At ApexBeat, backed by iSOFT UK, I contributed as a core full-stack developer: building the student platform, admin panel, support system, and CRM from the ground up. Separately, for MUNDIDA in Italy, I delivered all three portals end to end: prime clients, consultants, and admin. From requirement gathering through architecture, development, deployment, and handoff. Both engagements had one thing in common: no one else could own it, so I did.
Full-Stack Ownership
Most developers work in a layer. I build across all of them, from MongoDB schema design through Node.js API architecture to React interfaces. The result is systems with no translation cost between layers.

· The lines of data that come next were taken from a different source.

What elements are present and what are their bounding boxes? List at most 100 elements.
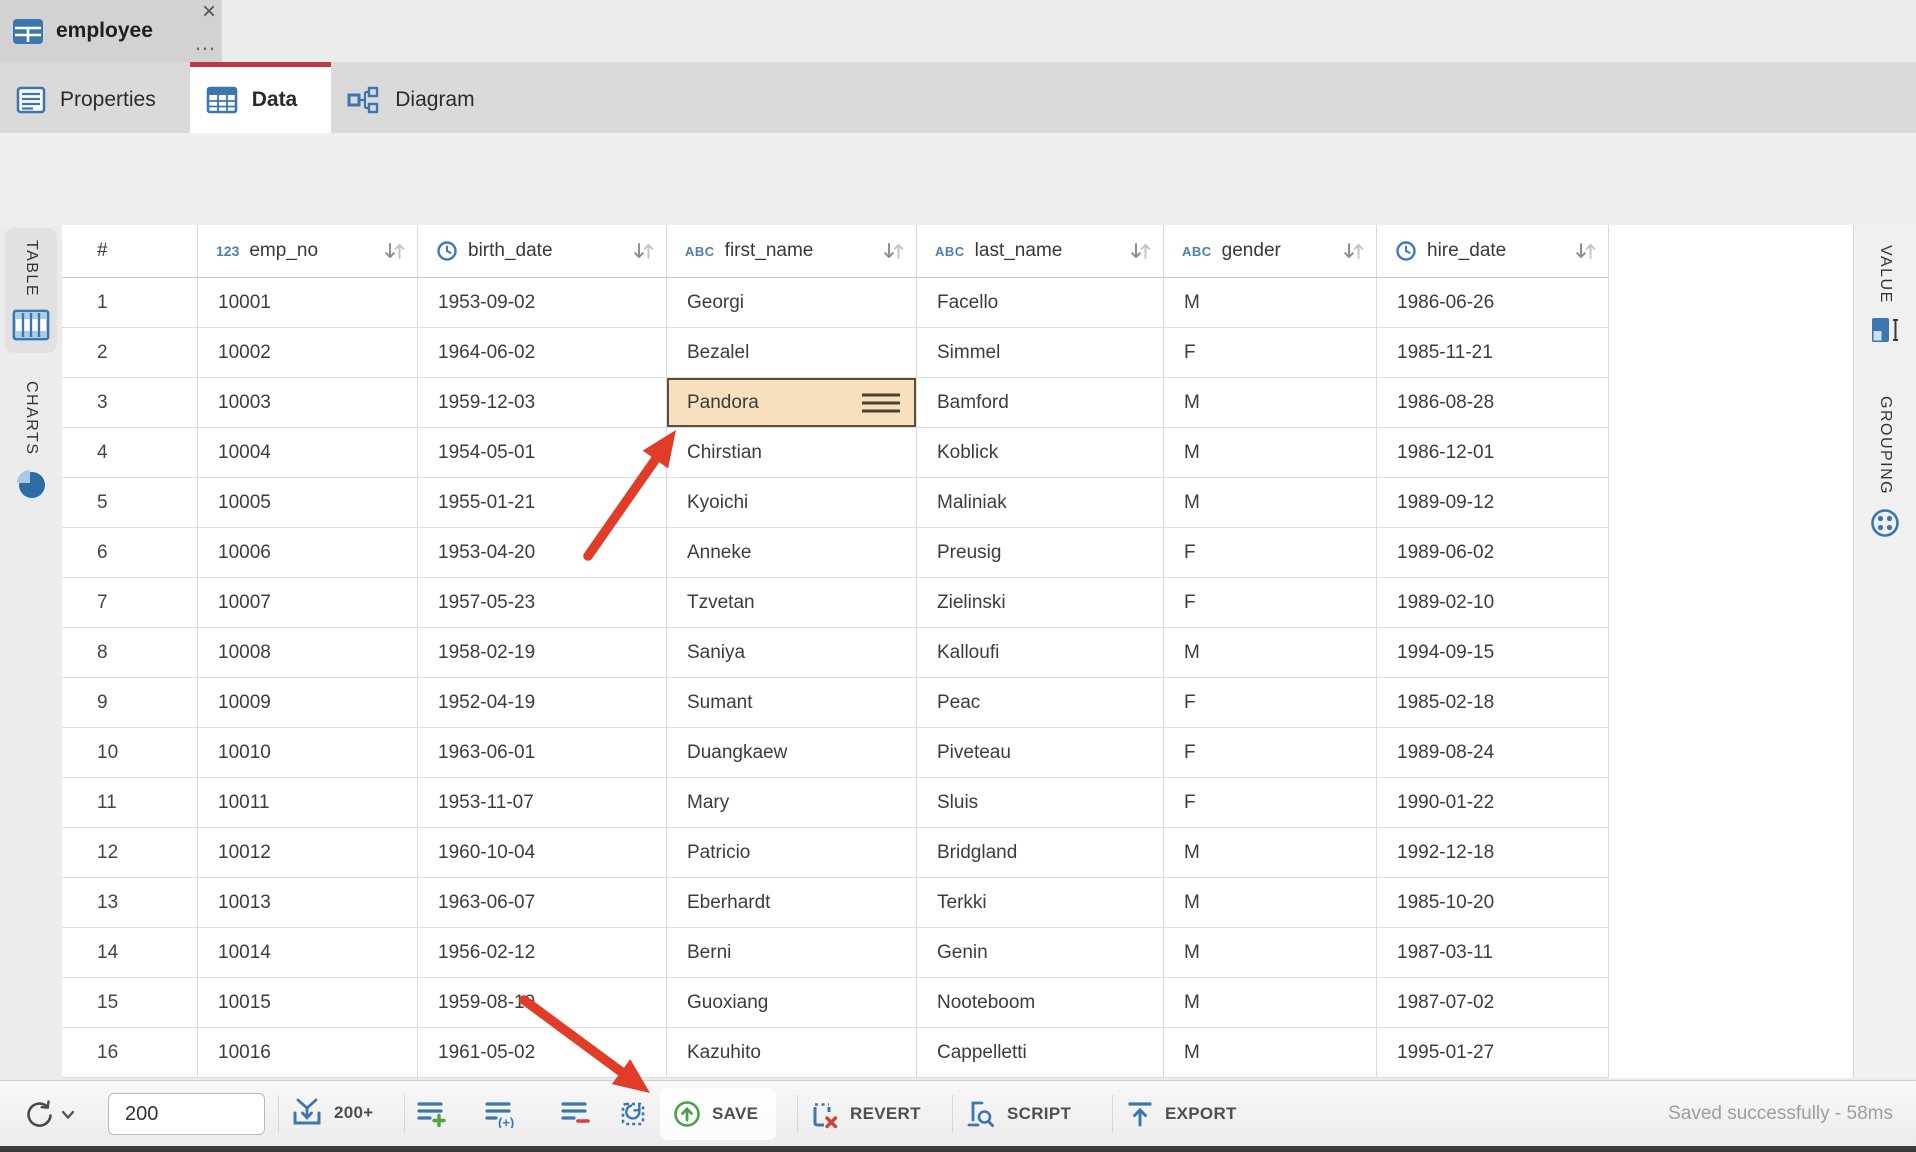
cell-last_name[interactable]: Genin: [917, 928, 1164, 978]
cell-hire_date[interactable]: 1994-09-15: [1377, 628, 1609, 678]
cell-last_name[interactable]: Simmel: [917, 328, 1164, 378]
cell-emp_no[interactable]: 10007: [198, 578, 418, 628]
cell-hire_date[interactable]: 1989-02-10: [1377, 578, 1609, 628]
cell-emp_no[interactable]: 10001: [198, 278, 418, 328]
cell-emp_no[interactable]: 10009: [198, 678, 418, 728]
cell-last_name[interactable]: Preusig: [917, 528, 1164, 578]
duplicate-row-icon[interactable]: (+): [484, 1098, 518, 1128]
cell-emp_no[interactable]: 10005: [198, 478, 418, 528]
cell-emp_no[interactable]: 10011: [198, 778, 418, 828]
cell-emp_no[interactable]: 10015: [198, 978, 418, 1028]
cell-birth_date[interactable]: 1957-05-23: [418, 578, 667, 628]
cell-rownum[interactable]: 7: [62, 578, 198, 628]
cell-last_name[interactable]: Maliniak: [917, 478, 1164, 528]
save-button[interactable]: SAVE: [672, 1099, 758, 1129]
cell-rownum[interactable]: 16: [62, 1028, 198, 1078]
cell-birth_date[interactable]: 1956-02-12: [418, 928, 667, 978]
doc-tab-employee[interactable]: employee × …: [0, 0, 222, 62]
cell-hire_date[interactable]: 1989-09-12: [1377, 478, 1609, 528]
cell-rownum[interactable]: 13: [62, 878, 198, 928]
cell-emp_no[interactable]: 10003: [198, 378, 418, 428]
sort-icon[interactable]: [1574, 239, 1598, 263]
cell-rownum[interactable]: 12: [62, 828, 198, 878]
cell-birth_date[interactable]: 1954-05-01: [418, 428, 667, 478]
cell-hire_date[interactable]: 1986-08-28: [1377, 378, 1609, 428]
column-header-first_name[interactable]: ABCfirst_name: [667, 225, 917, 278]
sort-icon[interactable]: [383, 239, 407, 263]
cell-gender[interactable]: F: [1164, 678, 1377, 728]
cell-rownum[interactable]: 8: [62, 628, 198, 678]
cell-first_name[interactable]: Mary: [667, 778, 917, 828]
cell-birth_date[interactable]: 1952-04-19: [418, 678, 667, 728]
cell-first_name[interactable]: Tzvetan: [667, 578, 917, 628]
cell-hire_date[interactable]: 1985-02-18: [1377, 678, 1609, 728]
cell-birth_date[interactable]: 1958-02-19: [418, 628, 667, 678]
refresh-dropdown-chevron-icon[interactable]: [60, 1109, 76, 1121]
cell-first_name[interactable]: Patricio: [667, 828, 917, 878]
cell-last_name[interactable]: Piveteau: [917, 728, 1164, 778]
column-header-hire_date[interactable]: hire_date: [1377, 225, 1609, 278]
cell-rownum[interactable]: 14: [62, 928, 198, 978]
cell-hire_date[interactable]: 1985-11-21: [1377, 328, 1609, 378]
cell-first_name[interactable]: Guoxiang: [667, 978, 917, 1028]
cell-menu-icon[interactable]: [862, 393, 900, 412]
cell-gender[interactable]: F: [1164, 578, 1377, 628]
cell-emp_no[interactable]: 10002: [198, 328, 418, 378]
cell-first_name[interactable]: Eberhardt: [667, 878, 917, 928]
cell-gender[interactable]: F: [1164, 328, 1377, 378]
cell-gender[interactable]: M: [1164, 428, 1377, 478]
cell-hire_date[interactable]: 1986-06-26: [1377, 278, 1609, 328]
cell-hire_date[interactable]: 1986-12-01: [1377, 428, 1609, 478]
cell-last_name[interactable]: Peac: [917, 678, 1164, 728]
rail-tab-grouping[interactable]: GROUPING: [1859, 384, 1911, 551]
cell-last_name[interactable]: Bridgland: [917, 828, 1164, 878]
cell-birth_date[interactable]: 1953-11-07: [418, 778, 667, 828]
cell-first_name[interactable]: Sumant: [667, 678, 917, 728]
cell-first_name[interactable]: Duangkaew: [667, 728, 917, 778]
sort-icon[interactable]: [632, 239, 656, 263]
cell-last_name[interactable]: Facello: [917, 278, 1164, 328]
cell-rownum[interactable]: 9: [62, 678, 198, 728]
cell-gender[interactable]: F: [1164, 778, 1377, 828]
cell-first_name[interactable]: Chirstian: [667, 428, 917, 478]
rail-tab-table[interactable]: TABLE: [5, 228, 57, 353]
sort-icon[interactable]: [1342, 239, 1366, 263]
cell-hire_date[interactable]: 1987-03-11: [1377, 928, 1609, 978]
cell-birth_date[interactable]: 1959-08-19: [418, 978, 667, 1028]
cell-first_name[interactable]: Georgi: [667, 278, 917, 328]
cell-birth_date[interactable]: 1963-06-01: [418, 728, 667, 778]
column-header-last_name[interactable]: ABClast_name: [917, 225, 1164, 278]
cell-rownum[interactable]: 10: [62, 728, 198, 778]
column-header-gender[interactable]: ABCgender: [1164, 225, 1377, 278]
cell-first_name[interactable]: Bezalel: [667, 328, 917, 378]
cell-last_name[interactable]: Terkki: [917, 878, 1164, 928]
cell-first_name[interactable]: Anneke: [667, 528, 917, 578]
cell-last_name[interactable]: Koblick: [917, 428, 1164, 478]
sort-icon[interactable]: [1129, 239, 1153, 263]
cell-gender[interactable]: M: [1164, 278, 1377, 328]
cell-hire_date[interactable]: 1995-01-27: [1377, 1028, 1609, 1078]
cell-emp_no[interactable]: 10010: [198, 728, 418, 778]
revert-button[interactable]: REVERT: [810, 1099, 921, 1129]
delete-row-icon[interactable]: [560, 1098, 592, 1128]
cell-birth_date[interactable]: 1961-05-02: [418, 1028, 667, 1078]
cell-last_name[interactable]: Sluis: [917, 778, 1164, 828]
cell-gender[interactable]: F: [1164, 528, 1377, 578]
cell-hire_date[interactable]: 1989-08-24: [1377, 728, 1609, 778]
cell-birth_date[interactable]: 1959-12-03: [418, 378, 667, 428]
fetch-next-page-button[interactable]: 200+: [290, 1097, 374, 1129]
cell-rownum[interactable]: 11: [62, 778, 198, 828]
cell-emp_no[interactable]: 10016: [198, 1028, 418, 1078]
cell-emp_no[interactable]: 10004: [198, 428, 418, 478]
cell-hire_date[interactable]: 1990-01-22: [1377, 778, 1609, 828]
cell-gender[interactable]: M: [1164, 478, 1377, 528]
column-header-birth_date[interactable]: birth_date: [418, 225, 667, 278]
cell-first_name[interactable]: Kazuhito: [667, 1028, 917, 1078]
cell-emp_no[interactable]: 10006: [198, 528, 418, 578]
cell-last_name[interactable]: Zielinski: [917, 578, 1164, 628]
cell-hire_date[interactable]: 1992-12-18: [1377, 828, 1609, 878]
cell-birth_date[interactable]: 1953-04-20: [418, 528, 667, 578]
cell-gender[interactable]: M: [1164, 928, 1377, 978]
cell-gender[interactable]: M: [1164, 628, 1377, 678]
column-header-emp_no[interactable]: 123emp_no: [198, 225, 418, 278]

AI/ML Integration in Production
Training models isn't the hard part. Embedding face recognition, emotion analysis and real-time landmark detection into a live CCTV monitoring system is. I've done both, and I know where the real complexity lives.
End-to-End Delivery
Requirement gathering, architecture, development, testing, deployment, client handoff. I don't stop at the edge of my lane. When I take ownership of a product, I own the full loop from first commit to production.
What I don't do
- I don't start without understanding the problem. Requirements first, code second. Always.
- I don't treat the UI as decoration. Frontend architecture matters as much as the backend.
- I don't ship and disappear. Delivery means the client can run it without me in the room.
Used in production. Not just on a resume.